Серафима хихикнула. И довольно заливисто.

– Счета не бывает без расчета! – попыталась она на что-то намекнуть, но этого не получилось, и она прямо спросила: – Уходит Фенька?

– Да… А что?

– Ничего. Просто так спросила. На всякий случай. Может, вам планы какие-то в голову придут… Человека нынче беда как трудно достать. Особенно у которого язык за зубами умеет держаться… А?

Теперь Ветошкин понял, куда клонится речь, но не поверил этому. И, желая убедиться, прав ли он в своей догадке, спросил:

– Может, ликерчику?

– А почему бы и нет? Всякая дама любит, когда за нею ухаживают.

Это было уже слишком, но ухаживать приходилось. Портить отношения с Серафимой сейчас было невозможно. Она же поставщик кормов, акционер своего рода…

Акционер? Какое чудесное слово ему пришло на ум! Может быть, взять ее в пай? Тогда он будет спокоен за все.

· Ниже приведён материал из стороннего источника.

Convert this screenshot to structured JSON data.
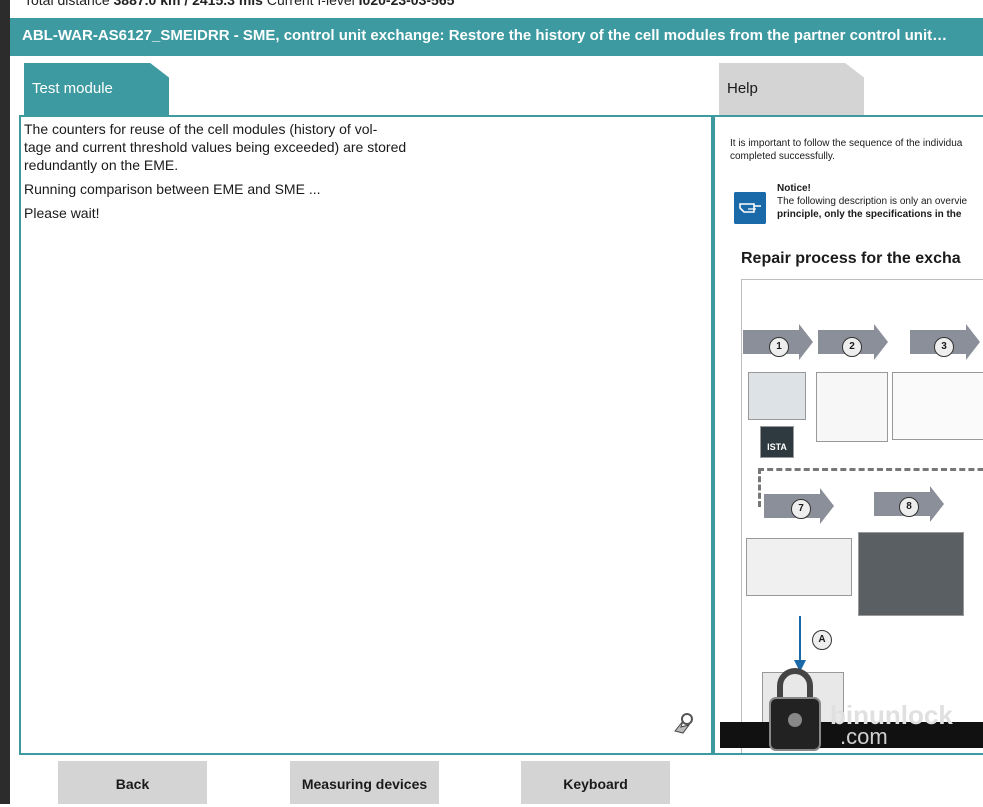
{
  "top_info": {
    "distance_label": "Total distance",
    "distance_value": "3887.0 km / 2415.3 mls",
    "ilevel_label": "Current I-level",
    "ilevel_value": "I020-23-03-565"
  },
  "title_bar": {
    "title": "ABL-WAR-AS6127_SMEIDRR - SME, control unit exchange: Restore the history of the cell modules from the partner control unit…"
  },
  "tabs": {
    "test_module": "Test module",
    "help": "Help"
  },
  "main_panel": {
    "line1": "The counters for reuse of the cell modules (history of vol-",
    "line2": "tage and current threshold values being exceeded) are stored",
    "line3": "redundantly on the EME.",
    "para2": "Running comparison between EME and SME ...",
    "para3": "Please wait!"
  },
  "help_panel": {
    "intro_line1": "It is important to follow the sequence of the individua",
    "intro_line2": "completed successfully.",
    "notice_title": "Notice!",
    "notice_line1": "The following description is only an overvie",
    "notice_line2": "principle, only the specifications in the",
    "heading": "Repair process for the excha",
    "steps": [
      "1",
      "2",
      "3",
      "7",
      "8"
    ],
    "marker_a": "A",
    "ista_label": "ISTA"
  },
  "bottom_buttons": {
    "back": "Back",
    "measuring_devices": "Measuring devices",
    "keyboard": "Keyboard"
  },
  "watermark": {
    "line1": "binunlock",
    "line2": ".com"
  },
  "colors": {
    "accent": "#3c9aa0",
    "tab_inactive": "#d4d4d4",
    "notice_blue": "#1a6aaa"
  }
}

И когда они выпили по одной, по другой, сумерничая в затененной деревьями столовой, Ветошкин намекнул ей на артельное крысоводство. Серафима, увидев, что старый плут на самом деле оказался на мели, ответила намеком на намек, пересев поближе к нему.

Серафима, очутившись подле Ветошкина, пощекотала, а потом почесала легонечко ему за ухом и сказала:

– В прынцыпе я за… А об остальном надо подумать…

Изрекши такое, она потрепала Павла Павловича по дряблой щеке, и тот задержал ее руку.

– Ой! – воскликнула Серафима тонюсеньким, совсем молодым голосом, – Никак уже стемнело!

– Да куда же вы? – стал удерживать ее Ветошкин. – Задержитесь хоть на полчасика. Ну, задержитесь же… ожегательнейшая…

Ожеганова устранилась от объятий Ветошкина. Во всех иных случаях она была бы счастлива его вниманием, которого так долго добивалась. Но сейчас он тонул. И она могла спасти его. Поэтому по боку все… До улыбок ли и до любезничанья ли ей, – не знающей сытости жабе, когда в болоте завязла такая пожива.

– Вы бы не с этого начинали, Павел Павлович, а с дела. Нам да с вами в прятки-то играть… да еще в темноте, – отрубала слово за словом Серафима. – Завтра светлее будет и в голове и на улице. А пока поцелуй в задаток, – она ему протянула свою сухую руку. – В этой руке и счастье твое и гибель.

Ветошкин испуганно поцеловал руку Серафимы.

– То-то же, – тихо сказала она, сверкнув зеленым, кошачьим глазом, и направилась к воротам.

Ветошкин, оставшись один, задумался.